L'ancien magistrat de la délégation nationale à la lutte contre les fraudes fiscales et sociales au ministère des Finances, Charles Prats, décrypte la politisation de la justice et le rôle des magistrats suite à la décision de la CJR concernant Eric Dupond-Moretti.
Charles Prats : Ce procès était d’abord celui d’un homme à qui il était reproché des infractions pénales. Et objectivement tous les spécialistes des infractions économiques et financières étaient très dubitatifs sur le délit reproché en l’espèce à Eric Dupond-Moretti. La relaxe est tout sauf une surprise. Si d’aventure l’objectif de certains était de « se payer » le garde des sceaux, il y avait bien d’autres dossiers à explorer et connus. Cette histoire laisse une impression théâtrale qui se conclut sur une image dégradée de l’institution judiciaire qui se voit aujourd’hui reprocher à la fois un acharnement contre un homme politique et un laxisme supposé vis-à-vis du même. C’est perdant-perdant…

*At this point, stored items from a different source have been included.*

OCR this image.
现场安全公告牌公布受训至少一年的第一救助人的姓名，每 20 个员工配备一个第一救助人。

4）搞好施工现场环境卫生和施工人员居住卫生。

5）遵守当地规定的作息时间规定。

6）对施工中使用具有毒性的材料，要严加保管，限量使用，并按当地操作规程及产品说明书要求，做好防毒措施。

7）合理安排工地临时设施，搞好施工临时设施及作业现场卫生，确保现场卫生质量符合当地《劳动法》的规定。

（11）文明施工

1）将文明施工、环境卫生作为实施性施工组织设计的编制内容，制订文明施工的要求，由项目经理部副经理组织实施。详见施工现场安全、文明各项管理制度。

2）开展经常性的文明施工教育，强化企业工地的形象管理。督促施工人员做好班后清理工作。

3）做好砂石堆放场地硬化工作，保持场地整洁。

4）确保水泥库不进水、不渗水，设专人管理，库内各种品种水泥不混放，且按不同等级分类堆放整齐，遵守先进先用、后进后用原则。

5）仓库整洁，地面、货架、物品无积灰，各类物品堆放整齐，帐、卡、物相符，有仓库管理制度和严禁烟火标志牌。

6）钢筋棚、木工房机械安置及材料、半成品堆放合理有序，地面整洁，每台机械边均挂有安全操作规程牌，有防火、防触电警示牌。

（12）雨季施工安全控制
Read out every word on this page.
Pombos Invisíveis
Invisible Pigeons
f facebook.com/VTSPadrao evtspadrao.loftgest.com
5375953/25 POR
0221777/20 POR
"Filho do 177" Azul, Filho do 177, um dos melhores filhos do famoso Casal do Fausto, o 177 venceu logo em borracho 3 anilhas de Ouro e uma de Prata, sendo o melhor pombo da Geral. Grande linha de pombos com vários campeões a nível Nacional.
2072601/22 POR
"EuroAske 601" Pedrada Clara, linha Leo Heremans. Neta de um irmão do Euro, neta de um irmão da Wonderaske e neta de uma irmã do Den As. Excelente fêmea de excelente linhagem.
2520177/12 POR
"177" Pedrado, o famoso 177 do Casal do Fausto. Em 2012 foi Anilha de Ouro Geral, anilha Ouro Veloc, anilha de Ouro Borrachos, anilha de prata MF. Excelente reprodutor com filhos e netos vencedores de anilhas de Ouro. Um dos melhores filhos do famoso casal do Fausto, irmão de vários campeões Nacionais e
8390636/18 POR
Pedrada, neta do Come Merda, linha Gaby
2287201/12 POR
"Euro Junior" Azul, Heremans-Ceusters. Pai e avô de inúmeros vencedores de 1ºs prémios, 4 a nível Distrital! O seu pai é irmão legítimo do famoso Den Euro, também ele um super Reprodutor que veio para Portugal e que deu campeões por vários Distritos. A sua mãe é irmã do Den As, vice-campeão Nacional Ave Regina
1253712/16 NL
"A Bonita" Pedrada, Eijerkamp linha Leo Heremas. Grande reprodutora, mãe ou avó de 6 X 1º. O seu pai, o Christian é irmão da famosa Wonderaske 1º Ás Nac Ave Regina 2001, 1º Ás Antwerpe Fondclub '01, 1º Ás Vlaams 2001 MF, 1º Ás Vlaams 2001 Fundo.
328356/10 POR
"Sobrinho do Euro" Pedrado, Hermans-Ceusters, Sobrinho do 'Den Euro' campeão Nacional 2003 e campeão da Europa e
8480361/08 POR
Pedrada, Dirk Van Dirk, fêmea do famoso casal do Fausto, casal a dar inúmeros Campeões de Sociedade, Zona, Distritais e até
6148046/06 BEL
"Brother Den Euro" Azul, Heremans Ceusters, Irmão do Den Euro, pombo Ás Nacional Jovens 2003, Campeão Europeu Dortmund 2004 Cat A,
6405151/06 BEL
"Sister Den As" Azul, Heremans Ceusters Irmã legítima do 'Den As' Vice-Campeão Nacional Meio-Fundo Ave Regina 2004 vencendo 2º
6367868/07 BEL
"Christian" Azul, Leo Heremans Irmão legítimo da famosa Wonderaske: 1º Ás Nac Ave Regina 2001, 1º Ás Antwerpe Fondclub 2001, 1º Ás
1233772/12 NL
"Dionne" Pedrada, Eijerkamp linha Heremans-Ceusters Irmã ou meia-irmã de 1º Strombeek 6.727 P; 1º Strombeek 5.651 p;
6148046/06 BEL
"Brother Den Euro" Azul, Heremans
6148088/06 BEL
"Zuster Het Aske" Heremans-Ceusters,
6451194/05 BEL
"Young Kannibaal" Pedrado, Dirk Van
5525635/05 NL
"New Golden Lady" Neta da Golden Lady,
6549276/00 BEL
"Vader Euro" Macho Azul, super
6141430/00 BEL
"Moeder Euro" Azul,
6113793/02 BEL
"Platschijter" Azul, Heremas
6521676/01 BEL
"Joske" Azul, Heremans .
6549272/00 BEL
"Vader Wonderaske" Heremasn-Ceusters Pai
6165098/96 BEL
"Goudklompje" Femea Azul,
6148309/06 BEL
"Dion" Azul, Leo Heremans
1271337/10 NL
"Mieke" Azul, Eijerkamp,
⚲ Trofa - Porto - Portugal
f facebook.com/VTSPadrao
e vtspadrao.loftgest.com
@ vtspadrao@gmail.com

Ce n’est évidemment pas aux magistrats de choisir le ministre de la Justice ni d’empêcher qu’un avocat occupe cette fonction. Mais il reste incontestable qu’Eric Dupond-Moretti à la Chancellerie, c’est une erreur de casting politique initiale : la séparation des pouvoirs, ce n’est pas la guerre des pouvoirs. Et ce climat dommageable perdurera jusqu’à la fin du quinquennat, j’en prends le pari.
Dans de nombreuses affaires, les peines prononcées sont parfois incompréhensibles. L'exemple à Nantes au printemps dernier où un jeune a été condamné à 35h de travaux d'intérêt général pour avoir refusé un contrôle et avoir trainé sur le bitume un policier alors qu'il circulait à bord d'une voiture volée. Pourquoi les juges sont aussi éloignés de ce qu'attendent les Français ?
Il faut se méfier des compte-rendus de presse des affaires pénales. Ils ne reflètent jamais fidèlement l’ensemble d’un dossier avec toutes ses subtilités procédurales et de fond.